Anyway, there’s also a way to turn the resulting nondeterministic FSM into a
*deterministic* one (i.e. no coin-cloning) using what’s called the powerset
construction. This
creates a whole lot of new states, though, so it’s usually better to just make
peace with coin-cloning. And there’s a host of
algorithms to make
deterministic FSMs smaller.

And that’s basically how my Scratch project works! There’s a small JavaScript program that takes a regex and outputs an FSM as a data structure. A second program then “flattens” the FSM into something that looks kind of like assembly (you could call this the “link” phase of the compilation). The assembly-ish stuff is just a flat, linear representation of the FSM in a Scratch list, where instead of arrows, I have the address of the state the arrow points to. Then a simple Scratch program written with Tosh goes and interprets that assembly using the coin-shunting technique. The whole process is very much like compiling a C program and running it on a processor, in fact.

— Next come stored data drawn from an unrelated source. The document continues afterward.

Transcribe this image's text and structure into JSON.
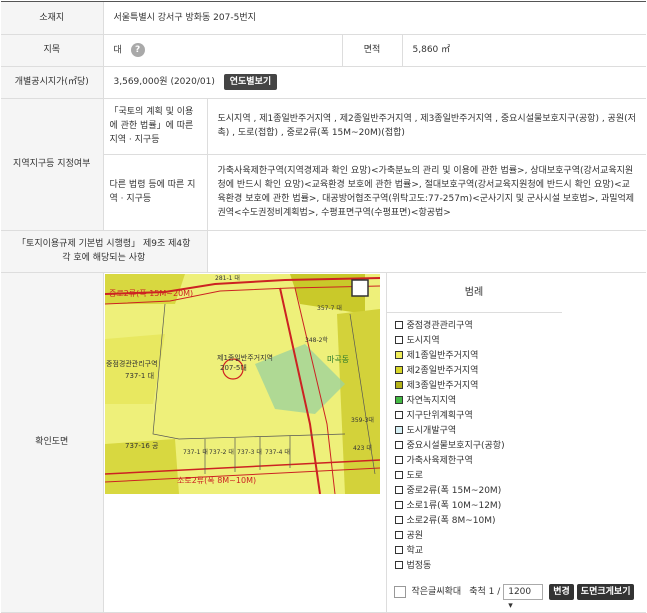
{
  "location": {
    "label": "소재지",
    "value": "서울특별시 강서구 방화동 207-5번지"
  },
  "land_category": {
    "label": "지목",
    "value": "대",
    "help_icon": "?"
  },
  "area": {
    "label": "면적",
    "value": "5,860 ㎡"
  },
  "official_price": {
    "label": "개별공시지가(㎡당)",
    "value": "3,569,000원 (2020/01)",
    "button": "연도별보기"
  },
  "zone": {
    "label": "지역지구등 지정여부",
    "national_label": "「국토의 계획 및 이용에 관한 법률」에 따른 지역 · 지구등",
    "national_value": "도시지역 , 제1종일반주거지역 , 제2종일반주거지역 , 제3종일반주거지역 , 중요시설물보호지구(공항) , 공원(저촉) , 도로(접합) , 중로2류(폭 15M~20M)(접합)",
    "other_label": "다른 법령 등에 따른 지역 · 지구등",
    "other_value": "가축사육제한구역(지역경제과 확인 요망)<가축분뇨의 관리 및 이용에 관한 법률>, 상대보호구역(강서교육지원청에 반드시 확인 요망)<교육환경 보호에 관한 법률>, 절대보호구역(강서교육지원청에 반드시 확인 요망)<교육환경 보호에 관한 법률>, 대공방어협조구역(위탁고도:77-257m)<군사기지 및 군사시설 보호법>, 과밀억제권역<수도권정비계획법>, 수평표면구역(수평표면)<항공법>"
  },
  "regulation": {
    "label": "「토지이용규제 기본법 시행령」 제9조 제4항 각 호에 해당되는 사항",
    "value": ""
  },
  "map_section": {
    "label": "확인도면",
    "legend_title": "범례",
    "legend": [
      {
        "label": "중점경관관리구역",
        "color": "#ffffff"
      },
      {
        "label": "도시지역",
        "color": "#ffffff"
      },
      {
        "label": "제1종일반주거지역",
        "color": "#f1ee5a"
      },
      {
        "label": "제2종일반주거지역",
        "color": "#d8d72a"
      },
      {
        "label": "제3종일반주거지역",
        "color": "#b5b31a"
      },
      {
        "label": "자연녹지지역",
        "color": "#44bb44"
      },
      {
        "label": "지구단위계획구역",
        "color": "#ffffff"
      },
      {
        "label": "도시개발구역",
        "color": "#d6f0f5"
      },
      {
        "label": "중요시설물보호지구(공항)",
        "color": "#ffffff"
      },
      {
        "label": "가축사육제한구역",
        "color": "#ffffff"
      },
      {
        "label": "도로",
        "color": "#ffffff"
      },
      {
        "label": "중로2류(폭 15M~20M)",
        "color": "#ffffff"
      },
      {
        "label": "소로1류(폭 10M~12M)",
        "color": "#ffffff"
      },
      {
        "label": "소로2류(폭 8M~10M)",
        "color": "#ffffff"
      },
      {
        "label": "공원",
        "color": "#ffffff"
      },
      {
        "label": "학교",
        "color": "#ffffff"
      },
      {
        "label": "법정동",
        "color": "#ffffff"
      }
    ],
    "font_toggle": "작은글씨확대",
    "scale_label": "축척 1 /",
    "scale_value": "1200",
    "change_button": "변경",
    "enlarge_button": "도면크게보기",
    "map_labels": {
      "road_top": "중로2류(폭 15M~20M)",
      "road_bottom": "소로2류(폭 8M~10M)",
      "zone_left": "중점경관관리구역",
      "zone_center": "제1종일반주거지역",
      "parcel_center": "207-5대",
      "dong": "마곡동",
      "lot_left": "737-1 대",
      "lot_left2": "737-16 공",
      "lot_bottom1": "737-1 대",
      "lot_bottom2": "737-2 대",
      "lot_bottom3": "737-3 대",
      "lot_bottom4": "737-4 대",
      "lot_r1": "357-7 대",
      "lot_r2": "359-3대",
      "lot_r3": "423 대",
      "lot_top": "281-1 대",
      "lot_mid": "348-2학"
    }
  }
}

Now that we know a fair bit about how to implement regexes, I want to talk
about a cool application of FSM theory: in particular, a nice little result
that says that you *cannot* write a regular expression to match nested
parentheses (so `[]`

, `[[]]`

, `[[[]]]`

all match but `][[]`

doesn’t).

First, go ahead and try to write such a regex to convince yourself that you
can’t. No “cheating” using fancy stuff like backreferences and whatnot: I’m
talking about “pure” regexes involving only `*`

and `|`

and `()`

.

Convinced? Good.

We’re going to *prove* that you can’t do this.

Recall that any regex can be turned into an FSM. So let’s suppose we had a
regex for matched parentheses, and we turned it into an FSM. Now, remember how
FSM stands for “finite-state machine”? That means it, uh, has a finite number
of states. Which means, if it has 100 states and you give that FSM the sequence
of 51 `(`

s and 51 `)`

s (for a total of 102 characters), then you *must* visit
some state twice. It’s the same argument as if you have 102 pigeons and 100
holes, you must have a hole with more than one pigeon in it.

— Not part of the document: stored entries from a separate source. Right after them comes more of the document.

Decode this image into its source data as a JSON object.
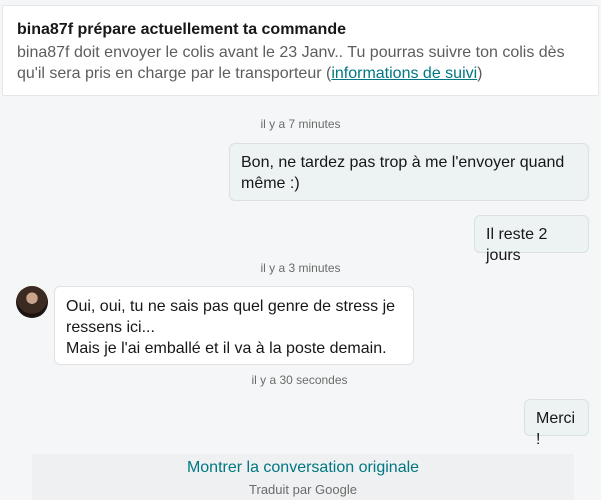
{
  "banner": {
    "title": "bina87f prépare actuellement ta commande",
    "body": "bina87f doit envoyer le colis avant le 23 Janv.. Tu pourras suivre ton colis dès qu'il sera pris en charge par le transporteur (",
    "link": "informations de suivi",
    "body_end": ")"
  },
  "messages": [
    {
      "type": "timestamp",
      "text": "il y a 7 minutes"
    },
    {
      "type": "outgoing",
      "lines": [
        "Bon, ne tardez pas trop à me l'envoyer quand",
        "même :)"
      ]
    },
    {
      "type": "outgoing",
      "lines": [
        "Il reste 2 jours"
      ]
    },
    {
      "type": "timestamp",
      "text": "il y a 3 minutes"
    },
    {
      "type": "incoming",
      "lines": [
        "Oui, oui, tu ne sais pas quel genre de stress je",
        "ressens ici...",
        "Mais je l'ai emballé et il va à la poste demain."
      ]
    },
    {
      "type": "timestamp",
      "text": "il y a 30 secondes"
    },
    {
      "type": "outgoing",
      "lines": [
        "Merci !"
      ]
    }
  ],
  "translation": {
    "show_original": "Montrer la conversation originale",
    "note": "Traduit par Google"
  },
  "colors": {
    "link": "#007782",
    "outgoing_bubble": "#edf2f2",
    "incoming_bubble": "#ffffff"
  }
}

And so if you loop back to a state, you can clearly loop back to that state
*again*! So there must be some subsequence in your string that can be repeated
while still matching the FSM. For example, in “BANANA!”, you can repeat the
“NA” as many times as you want. This fact is called the pumping
lemma (not
to be confused with the pumping llama, which is a fuzzy weightlifting camelid).

Image by Kimberly Do.

Now, let’s think about the `()`

language (called the Dyck
language). What part of it can
you repeat? If you repeat the `(`

s then you have too many `(`

s. If you repeat
the `)`

s you have too many `)`

s. And if you repeat something with both `(`

s and
`)`

s, you clearly don’t follow the `(...(())...)`

structure anymore.

So… no such regex can exist.

Isn’t that a great argument? I think it’s very cool.

So, let’s recap. Regular expressions correspond to finite-state machines, which
are souped-up subway systems. You can implement finite-state machines as a kind
of automatic board game which also somehow involves cloning currency. Finally,
the finite-ness of finite-state machines lets us prove a ~~llama~~ lemma
which lets you show all sorts of interesting facts about regexes.

Perhaps a deeper lesson here is that regexes, and to a lesser extent the rest of computer science, might seem like magic. But it’s magic that you’re entirely capable of learning. In the words of my hero Basil Smockwhitener,

You don’t understand how powerful you are. You can learn anything. Anything at all. But you have to be willing to balance the scale with effort.